We met Thomas while out for a walk somewhere between Goatenbridge and Clogheen. Siobhan knew him. He was happy to chat with us while sitting on his bench near the house. He asked if there was Anything Strange which is just a way of asking if we had any news. He owns 14 old tractors but most of them do not go out anywhere on the road because of the insurance. He just crosses with them into his fields. Or his son does the driving. Or his grandson. Mostly the tractors get worked on and painted and fixed up. One tractor was hooked up to a table saw. It was being used as the power source to run the saw. Thomas had cut some chairs out of trees and made a little sitting place by the road. It might have been for people to stop and sit and rest while they were walking by, or it might have just been just to look at. He included a small table also cut from a tree and on it he placed a teapot.


5 August Wednesday

The door was open. The radio was blaring. The keys were in the ignition. The motor was running. The man who owned the car was inside the shop. He wore a mask with his mouth covered but with his nose exposed. He talked to this one and to that one. There were only two or three people inside the shop when he arrived but then someone came in and someone left. It went on like that. He spoke in a loud voice. Maybe he thought nobody could hear him because he was wearing a mask. Maybe his voice sounded muffled to himself. He was in no hurry to leave. Someone suggested that he might run out of petrol keeping the engine running but he said there was no worry about that as he had just filled up over at Joanie’s.

7 August Friday

Biddable. It is not a word I was accustomed to hearing but now I hear it often and I enjoy it. I think it is my new favorite word. When someone is agreeable and not difficult, he or she might be called Biddable.

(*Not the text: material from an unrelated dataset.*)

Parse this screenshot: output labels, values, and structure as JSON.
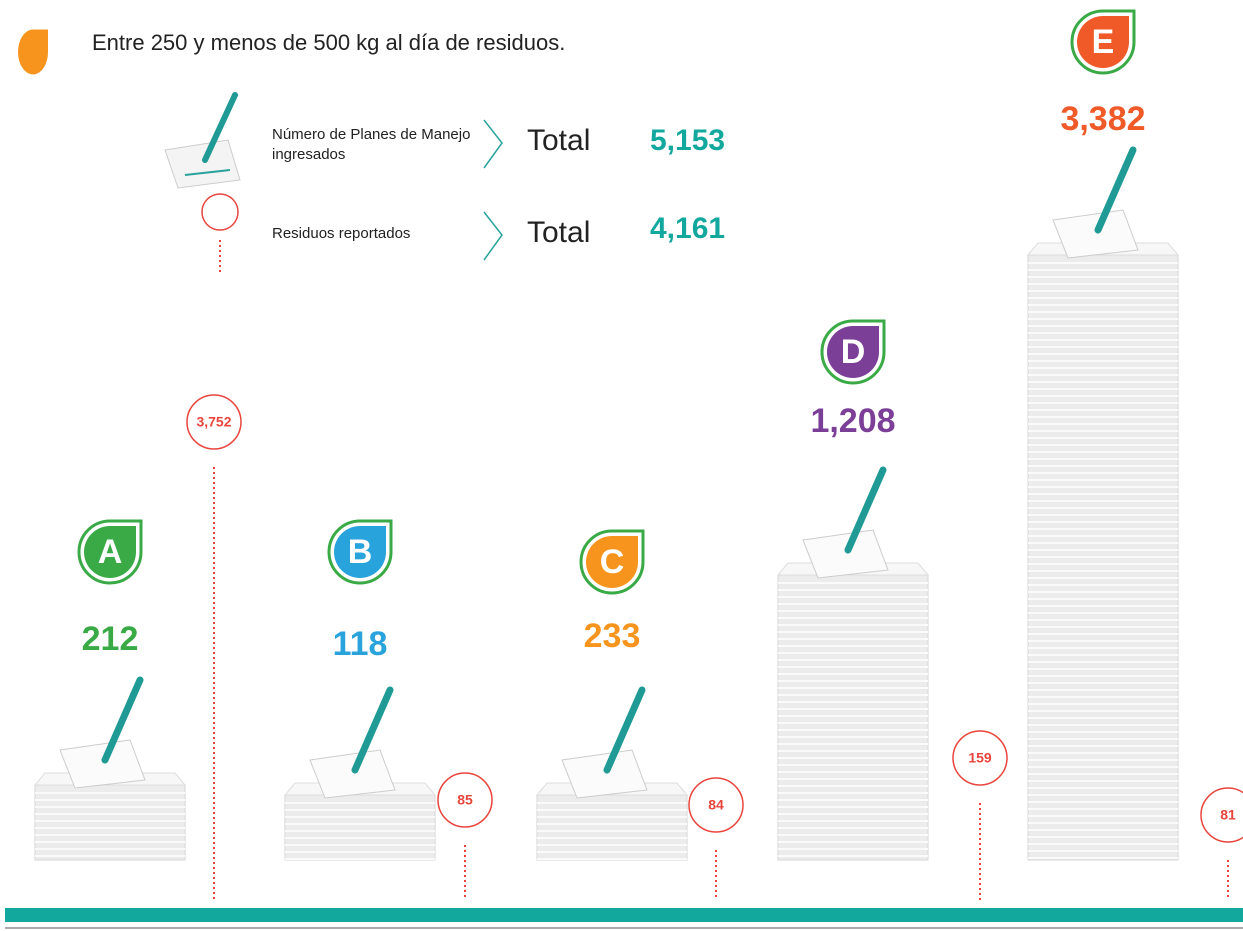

A Biddable person will be someone open to options.  Dogs too are spoken about as being Biddable, but that is about obedience.


8 August Saturday

I am trapped by bales.  I cannot drive out through the farmyard. I cannot do anything but wait.

10 August Monday

We had two days of hot sunny summer weather. The mornings began cool with dew on the grass and then the sun warmed everything. After weeks of grey heavy skies and thick humid weather, the change was wonderful. I have been depressed by the lack of summer. Today we woke up to white mist over everything. There was no horizon. It is still warm but the blue sky is gone. We are still waiting to see where the weather will go today.